The neuronal calcium sensor protein recoverin is expressed in retinal rod and cone cells and is involved in the calcium-dependent control of receptor (rhodopsin) phosphorylation and receptor inactivation. In its Ca²⁺-saturated form recoverin is attached to membranes by an exposed myristoyl group and responds to oscillating changes of intracellular Ca²⁺-concentration by performing a so-called Ca²⁺-myristoyl switch. In this work we analyze changes in a liquid lipid bilayer interacting with myristoylated and non-myristoylated recoverin by employing polarization modulation infrared reflection absorption spectroscopy (PM IRRAS) with electrochemical control. The lipid bilayer is transferred onto a polycrystalline gold electrode using Langmuir-Blodgett Langmuir-Schaefer transfer at the surface pressure π = 30 mN m⁻¹ which ensures, necessary for the lipid-protein interaction, liquid state of the hydrocarbon chains of phospholipids. The model lipid bilayers are adsorbed directly on the Au electrode surface at transmembrane potentials −0.2 < ∆ϕM|S < 0.25 V. The interaction with recoverin leads to a stabilization of the adsorbed state of the lipid bilayer at positive transmembrane potentials. The interaction leads to a decrease in the surface charge density that accumulates on the membrane covered electrode surface, indicating changes in the lateral interactions in the lipid membrane. In situ spectroelectrochemical studies confirm orientation changes in the hydrophobic environment of the model membrane. Insertion of the myristoyl group of recoverin into the membrane is connected with an increase in the tilt of the hydrocarbon chains with respect to the surface normal and decrease in the bilayer thickness. Potential-induced pore formation and desorption of the lipid bilayer from the membrane surface is accompanied by the removal of the acyl chains of recoverin from the membrane.

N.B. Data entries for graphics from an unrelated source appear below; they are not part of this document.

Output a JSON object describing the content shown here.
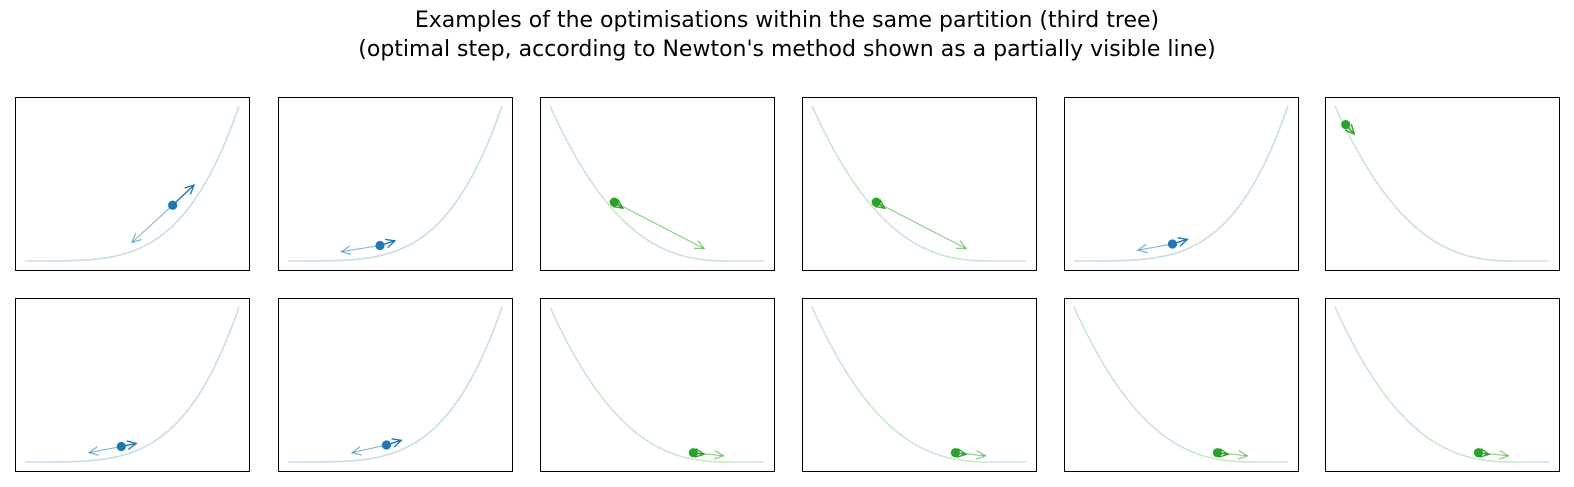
{
  "title": "Examples of the optimisations within the same partition (third tree)\n(optimal step, according to Newton's method shown as a partially visible line)",
  "colors": {
    "blue": "#1f77b4",
    "green": "#2ca02c",
    "frame": "#000000"
  },
  "chart_data": {
    "type": "line",
    "grid": false,
    "ticks": false,
    "layout_grid": {
      "rows": 2,
      "cols": 6
    },
    "xlim": [
      0,
      1
    ],
    "ylim": [
      0,
      1
    ],
    "panels": [
      {
        "color": "blue",
        "curve": "increasing",
        "point": [
          0.69,
          0.36
        ],
        "gradient_arrow": [
          0.79,
          0.49
        ],
        "newton_arrow": [
          0.5,
          0.12
        ]
      },
      {
        "color": "blue",
        "curve": "increasing",
        "point": [
          0.43,
          0.1
        ],
        "gradient_arrow": [
          0.5,
          0.13
        ],
        "newton_arrow": [
          0.25,
          0.06
        ]
      },
      {
        "color": "green",
        "curve": "decreasing",
        "point": [
          0.3,
          0.38
        ],
        "gradient_arrow": [
          0.34,
          0.34
        ],
        "newton_arrow": [
          0.72,
          0.08
        ]
      },
      {
        "color": "green",
        "curve": "decreasing",
        "point": [
          0.3,
          0.38
        ],
        "gradient_arrow": [
          0.34,
          0.34
        ],
        "newton_arrow": [
          0.72,
          0.08
        ]
      },
      {
        "color": "blue",
        "curve": "increasing",
        "point": [
          0.46,
          0.11
        ],
        "gradient_arrow": [
          0.53,
          0.14
        ],
        "newton_arrow": [
          0.3,
          0.07
        ]
      },
      {
        "color": "green",
        "curve": "decreasing",
        "point": [
          0.05,
          0.88
        ],
        "gradient_arrow": [
          0.09,
          0.82
        ],
        "newton_arrow": [
          0.09,
          0.82
        ]
      },
      {
        "color": "blue",
        "curve": "increasing",
        "point": [
          0.45,
          0.1
        ],
        "gradient_arrow": [
          0.52,
          0.12
        ],
        "newton_arrow": [
          0.3,
          0.06
        ]
      },
      {
        "color": "blue",
        "curve": "increasing",
        "point": [
          0.46,
          0.11
        ],
        "gradient_arrow": [
          0.53,
          0.14
        ],
        "newton_arrow": [
          0.3,
          0.06
        ]
      },
      {
        "color": "green",
        "curve": "decreasing",
        "point": [
          0.67,
          0.06
        ],
        "gradient_arrow": [
          0.72,
          0.05
        ],
        "newton_arrow": [
          0.81,
          0.04
        ]
      },
      {
        "color": "green",
        "curve": "decreasing",
        "point": [
          0.67,
          0.06
        ],
        "gradient_arrow": [
          0.72,
          0.05
        ],
        "newton_arrow": [
          0.81,
          0.04
        ]
      },
      {
        "color": "green",
        "curve": "decreasing",
        "point": [
          0.67,
          0.06
        ],
        "gradient_arrow": [
          0.72,
          0.05
        ],
        "newton_arrow": [
          0.81,
          0.04
        ]
      },
      {
        "color": "green",
        "curve": "decreasing",
        "point": [
          0.67,
          0.06
        ],
        "gradient_arrow": [
          0.72,
          0.05
        ],
        "newton_arrow": [
          0.81,
          0.04
        ]
      }
    ]
  }
}
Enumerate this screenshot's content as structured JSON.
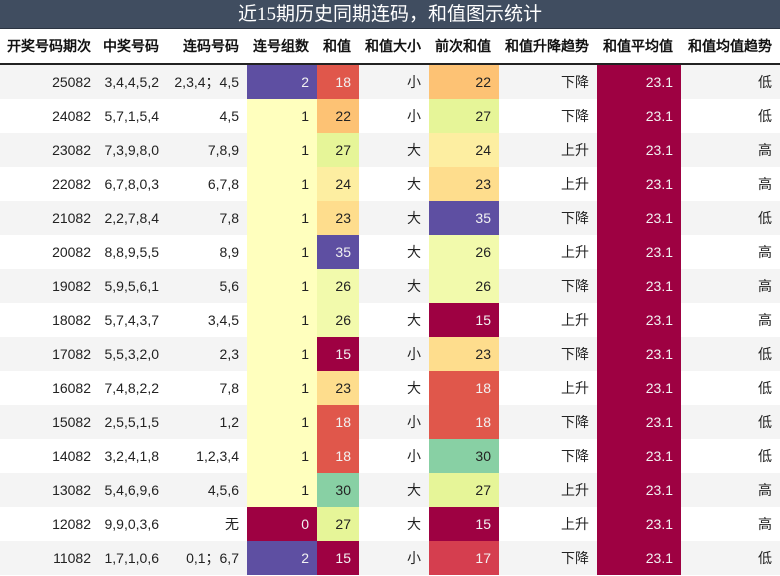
{
  "title": "近15期历史同期连码，和值图示统计",
  "headers": [
    "开奖号码期次",
    "中奖号码",
    "连码号码",
    "连号组数",
    "和值",
    "和值大小",
    "前次和值",
    "和值升降趋势",
    "和值平均值",
    "和值均值趋势"
  ],
  "colors": {
    "purple": "#5e4fa2",
    "red": "#e0574b",
    "crimson": "#9e0142",
    "rose": "#d53e4f",
    "orange": "#fdc274",
    "light_orange": "#fedd8d",
    "pale_yellow": "#fdeea1",
    "yellow": "#ffffbe",
    "lime": "#e6f598",
    "pale_lime": "#f2faac",
    "green": "#88d0a4"
  },
  "rows": [
    {
      "period": "25082",
      "numbers": "3,4,4,5,2",
      "consecutive": "2,3,4；4,5",
      "groups": "2",
      "groups_color": "#5e4fa2",
      "sum": "18",
      "sum_color": "#e0574b",
      "size": "小",
      "prev_sum": "22",
      "prev_color": "#fdc274",
      "trend": "下降",
      "avg": "23.1",
      "avg_trend": "低"
    },
    {
      "period": "24082",
      "numbers": "5,7,1,5,4",
      "consecutive": "4,5",
      "groups": "1",
      "groups_color": "#ffffbe",
      "sum": "22",
      "sum_color": "#fdc274",
      "size": "小",
      "prev_sum": "27",
      "prev_color": "#e6f598",
      "trend": "下降",
      "avg": "23.1",
      "avg_trend": "低"
    },
    {
      "period": "23082",
      "numbers": "7,3,9,8,0",
      "consecutive": "7,8,9",
      "groups": "1",
      "groups_color": "#ffffbe",
      "sum": "27",
      "sum_color": "#e6f598",
      "size": "大",
      "prev_sum": "24",
      "prev_color": "#fdeea1",
      "trend": "上升",
      "avg": "23.1",
      "avg_trend": "高"
    },
    {
      "period": "22082",
      "numbers": "6,7,8,0,3",
      "consecutive": "6,7,8",
      "groups": "1",
      "groups_color": "#ffffbe",
      "sum": "24",
      "sum_color": "#fdeea1",
      "size": "大",
      "prev_sum": "23",
      "prev_color": "#fedd8d",
      "trend": "上升",
      "avg": "23.1",
      "avg_trend": "高"
    },
    {
      "period": "21082",
      "numbers": "2,2,7,8,4",
      "consecutive": "7,8",
      "groups": "1",
      "groups_color": "#ffffbe",
      "sum": "23",
      "sum_color": "#fedd8d",
      "size": "大",
      "prev_sum": "35",
      "prev_color": "#5e4fa2",
      "trend": "下降",
      "avg": "23.1",
      "avg_trend": "低"
    },
    {
      "period": "20082",
      "numbers": "8,8,9,5,5",
      "consecutive": "8,9",
      "groups": "1",
      "groups_color": "#ffffbe",
      "sum": "35",
      "sum_color": "#5e4fa2",
      "size": "大",
      "prev_sum": "26",
      "prev_color": "#f2faac",
      "trend": "上升",
      "avg": "23.1",
      "avg_trend": "高"
    },
    {
      "period": "19082",
      "numbers": "5,9,5,6,1",
      "consecutive": "5,6",
      "groups": "1",
      "groups_color": "#ffffbe",
      "sum": "26",
      "sum_color": "#f2faac",
      "size": "大",
      "prev_sum": "26",
      "prev_color": "#f2faac",
      "trend": "下降",
      "avg": "23.1",
      "avg_trend": "高"
    },
    {
      "period": "18082",
      "numbers": "5,7,4,3,7",
      "consecutive": "3,4,5",
      "groups": "1",
      "groups_color": "#ffffbe",
      "sum": "26",
      "sum_color": "#f2faac",
      "size": "大",
      "prev_sum": "15",
      "prev_color": "#9e0142",
      "trend": "上升",
      "avg": "23.1",
      "avg_trend": "高"
    },
    {
      "period": "17082",
      "numbers": "5,5,3,2,0",
      "consecutive": "2,3",
      "groups": "1",
      "groups_color": "#ffffbe",
      "sum": "15",
      "sum_color": "#9e0142",
      "size": "小",
      "prev_sum": "23",
      "prev_color": "#fedd8d",
      "trend": "下降",
      "avg": "23.1",
      "avg_trend": "低"
    },
    {
      "period": "16082",
      "numbers": "7,4,8,2,2",
      "consecutive": "7,8",
      "groups": "1",
      "groups_color": "#ffffbe",
      "sum": "23",
      "sum_color": "#fedd8d",
      "size": "大",
      "prev_sum": "18",
      "prev_color": "#e0574b",
      "trend": "上升",
      "avg": "23.1",
      "avg_trend": "低"
    },
    {
      "period": "15082",
      "numbers": "2,5,5,1,5",
      "consecutive": "1,2",
      "groups": "1",
      "groups_color": "#ffffbe",
      "sum": "18",
      "sum_color": "#e0574b",
      "size": "小",
      "prev_sum": "18",
      "prev_color": "#e0574b",
      "trend": "下降",
      "avg": "23.1",
      "avg_trend": "低"
    },
    {
      "period": "14082",
      "numbers": "3,2,4,1,8",
      "consecutive": "1,2,3,4",
      "groups": "1",
      "groups_color": "#ffffbe",
      "sum": "18",
      "sum_color": "#e0574b",
      "size": "小",
      "prev_sum": "30",
      "prev_color": "#88d0a4",
      "trend": "下降",
      "avg": "23.1",
      "avg_trend": "低"
    },
    {
      "period": "13082",
      "numbers": "5,4,6,9,6",
      "consecutive": "4,5,6",
      "groups": "1",
      "groups_color": "#ffffbe",
      "sum": "30",
      "sum_color": "#88d0a4",
      "size": "大",
      "prev_sum": "27",
      "prev_color": "#e6f598",
      "trend": "上升",
      "avg": "23.1",
      "avg_trend": "高"
    },
    {
      "period": "12082",
      "numbers": "9,9,0,3,6",
      "consecutive": "无",
      "groups": "0",
      "groups_color": "#9e0142",
      "sum": "27",
      "sum_color": "#e6f598",
      "size": "大",
      "prev_sum": "15",
      "prev_color": "#9e0142",
      "trend": "上升",
      "avg": "23.1",
      "avg_trend": "高"
    },
    {
      "period": "11082",
      "numbers": "1,7,1,0,6",
      "consecutive": "0,1；6,7",
      "groups": "2",
      "groups_color": "#5e4fa2",
      "sum": "15",
      "sum_color": "#9e0142",
      "size": "小",
      "prev_sum": "17",
      "prev_color": "#d53e4f",
      "trend": "下降",
      "avg": "23.1",
      "avg_trend": "低"
    }
  ]
}
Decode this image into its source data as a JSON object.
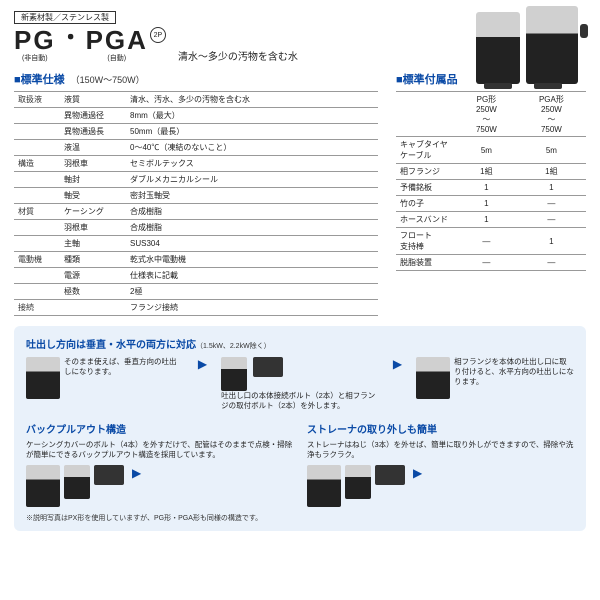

神经钙传感器蛋白retinin在视网膜杆和视锥细胞中表达，并参与钙依赖的受体（视紫红质）磷酸化和受体失活的控制。在其Ca ²⁺饱和形式下，recoverin通过暴露的肉豆蔻酰基团附着在膜上，并通过执行所谓的Ca ²⁺来响应细胞内Ca 2 ^+-浓度的振荡变化。-肉豆蔻酰开关。在这项工作中，我们通过采用电化学控制的偏振调制红外反射吸收光谱（PM IRRAS），分析了与肉豆蔻酰化和非肉豆蔻酰化的恢复蛋白相互作用的液体脂质双层的变化。使用Langmuir-Blodgett Langmuir-Schaefer转移在表面压力π= 30 mN m ^-1下将脂质双层转移到多晶金电极上对于脂质-蛋白质相互作用而言，这确保了磷脂烃链的液态。模型脂质双层在跨膜电位-0.2 <∆M | S <0.25 V时直接吸附在Au电极表面上。与coverin的相互作用导致脂质双层在跨膜电位为正时的吸附状态稳定。相互作用导致积累在膜覆盖的电极表面上的表面电荷密度降低，表明脂质膜中的横向相互作用发生了变化。原位光谱电化学研究证实了模型膜疏水环境中的取向变化。恢复蛋白的肉豆蔻酰基插入膜中与烃链相对于表面法线的倾斜度增加和双层厚度的减少有关。潜在诱导的孔形成和脂质双层从膜表面的解吸伴随着从膜上去除回收蛋白的酰基链。